Il veille à l'accomplissement des diligences : en cas de non respect, les mesures suivantes peuvent être prononcées par le Conseil de Prud'hommes :

 

  • radiation (article 381 CPC) : si défaut de diligence du demandeur dans le délai imparti,

  • renvoi devant le bureau de jugement à la première date utile : si défaut de diligence du défendeur dans le délai imparti.

  • audiences du BCO : pour l'appel des affaires nouvelles ET pour l'examen d'avancement des dossiers pour lesquels le calendrier ou les diligences n'ont pas été respectées.

 

Avis aux parties : il n'est plus nécessaire de remettre un récépissé aux parties présentes ("le greffier avise par tous moyens les parties qui ne l'auraient pas été verbalement de la date d'audience" article R. 1454-18 alinéa 2)
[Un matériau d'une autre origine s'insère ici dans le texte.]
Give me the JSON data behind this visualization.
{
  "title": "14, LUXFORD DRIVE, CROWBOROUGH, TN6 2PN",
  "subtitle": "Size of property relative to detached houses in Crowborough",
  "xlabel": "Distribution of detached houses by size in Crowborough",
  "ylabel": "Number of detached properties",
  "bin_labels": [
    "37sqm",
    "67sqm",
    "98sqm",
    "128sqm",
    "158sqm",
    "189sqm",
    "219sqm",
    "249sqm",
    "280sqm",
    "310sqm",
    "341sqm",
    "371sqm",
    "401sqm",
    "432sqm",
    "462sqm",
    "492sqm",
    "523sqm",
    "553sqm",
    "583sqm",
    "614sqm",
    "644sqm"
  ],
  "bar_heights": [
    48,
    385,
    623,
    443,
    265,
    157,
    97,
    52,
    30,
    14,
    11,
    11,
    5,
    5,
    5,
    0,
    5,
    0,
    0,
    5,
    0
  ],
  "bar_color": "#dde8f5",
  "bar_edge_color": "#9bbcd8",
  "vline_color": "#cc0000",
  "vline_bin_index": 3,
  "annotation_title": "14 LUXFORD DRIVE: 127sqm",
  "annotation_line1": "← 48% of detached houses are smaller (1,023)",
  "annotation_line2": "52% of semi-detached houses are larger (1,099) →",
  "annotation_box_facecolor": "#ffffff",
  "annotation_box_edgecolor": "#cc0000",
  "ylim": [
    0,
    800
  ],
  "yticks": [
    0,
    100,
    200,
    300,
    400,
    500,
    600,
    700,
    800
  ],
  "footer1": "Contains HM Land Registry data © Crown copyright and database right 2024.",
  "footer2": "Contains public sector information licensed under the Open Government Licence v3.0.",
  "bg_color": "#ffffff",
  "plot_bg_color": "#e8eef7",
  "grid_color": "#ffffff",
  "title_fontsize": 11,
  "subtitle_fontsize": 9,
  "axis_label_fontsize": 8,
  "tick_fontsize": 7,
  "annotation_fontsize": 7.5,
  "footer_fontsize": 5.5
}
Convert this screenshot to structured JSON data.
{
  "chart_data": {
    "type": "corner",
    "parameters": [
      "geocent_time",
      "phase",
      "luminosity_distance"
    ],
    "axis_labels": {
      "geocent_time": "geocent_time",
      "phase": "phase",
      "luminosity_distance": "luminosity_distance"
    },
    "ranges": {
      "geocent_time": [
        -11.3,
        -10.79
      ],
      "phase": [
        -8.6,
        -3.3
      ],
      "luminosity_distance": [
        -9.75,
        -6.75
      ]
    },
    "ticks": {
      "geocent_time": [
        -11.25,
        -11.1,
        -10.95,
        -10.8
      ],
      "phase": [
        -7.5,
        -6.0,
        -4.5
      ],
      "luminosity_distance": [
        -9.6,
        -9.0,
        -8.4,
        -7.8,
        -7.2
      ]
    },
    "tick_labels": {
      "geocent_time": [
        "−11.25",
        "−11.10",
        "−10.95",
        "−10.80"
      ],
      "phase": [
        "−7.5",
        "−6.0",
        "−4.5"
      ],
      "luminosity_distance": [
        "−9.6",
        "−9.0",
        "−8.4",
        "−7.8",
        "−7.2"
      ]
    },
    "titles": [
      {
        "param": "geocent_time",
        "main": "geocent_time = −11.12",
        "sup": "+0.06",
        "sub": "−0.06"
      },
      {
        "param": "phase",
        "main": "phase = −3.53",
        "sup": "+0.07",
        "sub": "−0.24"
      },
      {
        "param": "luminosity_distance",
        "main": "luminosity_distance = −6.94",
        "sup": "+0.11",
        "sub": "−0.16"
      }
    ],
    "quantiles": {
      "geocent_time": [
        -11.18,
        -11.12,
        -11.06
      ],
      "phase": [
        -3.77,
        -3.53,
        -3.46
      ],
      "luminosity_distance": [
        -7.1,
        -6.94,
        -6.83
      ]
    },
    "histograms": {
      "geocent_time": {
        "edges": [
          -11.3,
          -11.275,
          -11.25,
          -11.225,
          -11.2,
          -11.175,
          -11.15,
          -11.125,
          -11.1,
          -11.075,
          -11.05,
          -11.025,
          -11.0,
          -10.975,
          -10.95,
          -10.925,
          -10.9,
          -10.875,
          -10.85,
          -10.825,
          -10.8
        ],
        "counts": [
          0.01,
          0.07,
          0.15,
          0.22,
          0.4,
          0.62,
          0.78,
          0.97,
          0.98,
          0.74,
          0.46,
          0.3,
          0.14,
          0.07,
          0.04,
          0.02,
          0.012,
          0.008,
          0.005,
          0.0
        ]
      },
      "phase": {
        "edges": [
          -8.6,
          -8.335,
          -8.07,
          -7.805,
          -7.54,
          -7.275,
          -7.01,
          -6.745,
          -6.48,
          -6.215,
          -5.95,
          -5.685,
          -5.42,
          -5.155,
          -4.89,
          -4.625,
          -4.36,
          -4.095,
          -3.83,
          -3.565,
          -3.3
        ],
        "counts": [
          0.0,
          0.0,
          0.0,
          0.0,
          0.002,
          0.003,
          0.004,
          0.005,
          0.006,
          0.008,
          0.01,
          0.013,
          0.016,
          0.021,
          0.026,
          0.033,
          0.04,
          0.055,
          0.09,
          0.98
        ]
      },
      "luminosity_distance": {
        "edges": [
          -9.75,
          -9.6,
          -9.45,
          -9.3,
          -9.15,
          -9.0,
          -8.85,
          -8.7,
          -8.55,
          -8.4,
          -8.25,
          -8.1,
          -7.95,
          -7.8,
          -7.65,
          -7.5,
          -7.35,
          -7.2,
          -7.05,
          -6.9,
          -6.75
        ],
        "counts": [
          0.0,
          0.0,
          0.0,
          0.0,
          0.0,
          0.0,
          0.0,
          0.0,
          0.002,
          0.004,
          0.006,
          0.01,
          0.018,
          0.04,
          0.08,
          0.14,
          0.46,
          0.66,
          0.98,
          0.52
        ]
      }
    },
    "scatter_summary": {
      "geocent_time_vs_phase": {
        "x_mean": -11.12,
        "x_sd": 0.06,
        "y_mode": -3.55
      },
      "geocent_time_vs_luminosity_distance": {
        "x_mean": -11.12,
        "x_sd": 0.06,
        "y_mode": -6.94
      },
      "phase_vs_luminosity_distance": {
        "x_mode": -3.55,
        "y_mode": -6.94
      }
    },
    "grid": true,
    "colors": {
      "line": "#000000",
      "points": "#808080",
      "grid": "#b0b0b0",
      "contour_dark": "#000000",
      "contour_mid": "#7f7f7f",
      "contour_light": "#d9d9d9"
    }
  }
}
2. Le nouveau pouvoir d'orientation du bureau de conciliation et d'orientation du Conseil de Prud'hommes :

​​

A. Renvoi vers le bureau de jugement dans sa composition restreinte (2 conseillers) :

 

Conditions cumulatives : accord des deux parties + le litige porte sur un licenciement ou une demande de résiliation judiciaire du contrat de travail

 

Procédure accélérée (trois mois) : en pratique, il est souhaitable que  l'affaire soit déjà en état d'être jugée

 

B. Renvoi vers le bureau de jugement présidé par le juge du tribunal de grande instance :

 

Conditions alternatives : soit sur accord des parties, soit si la nature du litige le justifie (problématiques juridiques complexes, question nouvelle, nombre important de parties…)

 

La formation doit impérativement siéger de manière complète (l'article L. 1454-4 qui prévoit la possibilité pour le juge départiteur de siéger sans que la juridiction soit complète n'est pas applicable)

 

C. Renvoi vers le bureau de jugement composé de 4 conseillers prud'hommes :

 

 

Renvoi à défaut d'orientation vers le BJ restreint ou le BJ présidé par le juge du TGI. De même, en cas de saisine directe du BJ (requalification).

 

 

Pas d'obligation de motivation de l'orientation par le BCO

Rien n'interdit que l'orientation  vers la formation restreinte ou celle présidée par le juge du TGI soit décidée après le BCO

3. Le traitement procédural lorsqu'une partie ne comparaît pas :

Pouvoir de jugement :

 

Depuis le 8 août 2015, le BCO peut juger immédiatement une affaire lorsqu'une des parties ne comparaît pas (article L. 1454-1-3) :

 

"Si, sauf motif légitime, une partie ne comparaît pas, personnellement ou représentée, le bureau de conciliation et d'orientation peut juger l'affaire, en l'état des pièces et moyens que la partie comparante a contradictoirement communiqués.

 

Dans ce cas, le bureau de conciliation et d'orientation statue en tant que bureau de jugement dans sa composition restreinte mentionnée à l'article L. 1423-13."

 

 

Le demandeur ne comparaît pas : 3 possibilités (R. 1454-12) :

 

1. Juger l’affaire (sous réserve du respect du contradictoire),

2. Renvoyer l’affaire à une audience ultérieure du bureau de jugement en formation restreinte. Cette faculté, conforme au droit commun de l’article 468 précité, est une mesure d’administration judiciaire,

3. Déclarer la requête ou la citation caduque (la décision de caducité est, en application de l’article R. 1454-26, notifiée aux parties par LRAR). La caducité peut être rapportée dans les conditions de l’article 468 du CPC.

 

 

Le défendeur ne comparaît pas : 2 possibilités (R. 1454-13) : 

 

1. Juger l’affaire (devrait être l'issue la plus fréquente),

2. Ordonner un report de l’affaire en la renvoyant à une autre audience du bureau de jugement dans sa formation restreinte (R. 1454-17),  uniquement pour assurer le respect du principe du contradictoire, lorsque le demandeur ne justifie pas avoir communiqué ses pièces au défendeur.

Complexe et semée d'embuches, la procédure devant le Conseil de Prud'hommes nécessite à coup sûr l'assistance d'un spécialiste en la matière qu'est l'avocat en droit du travail.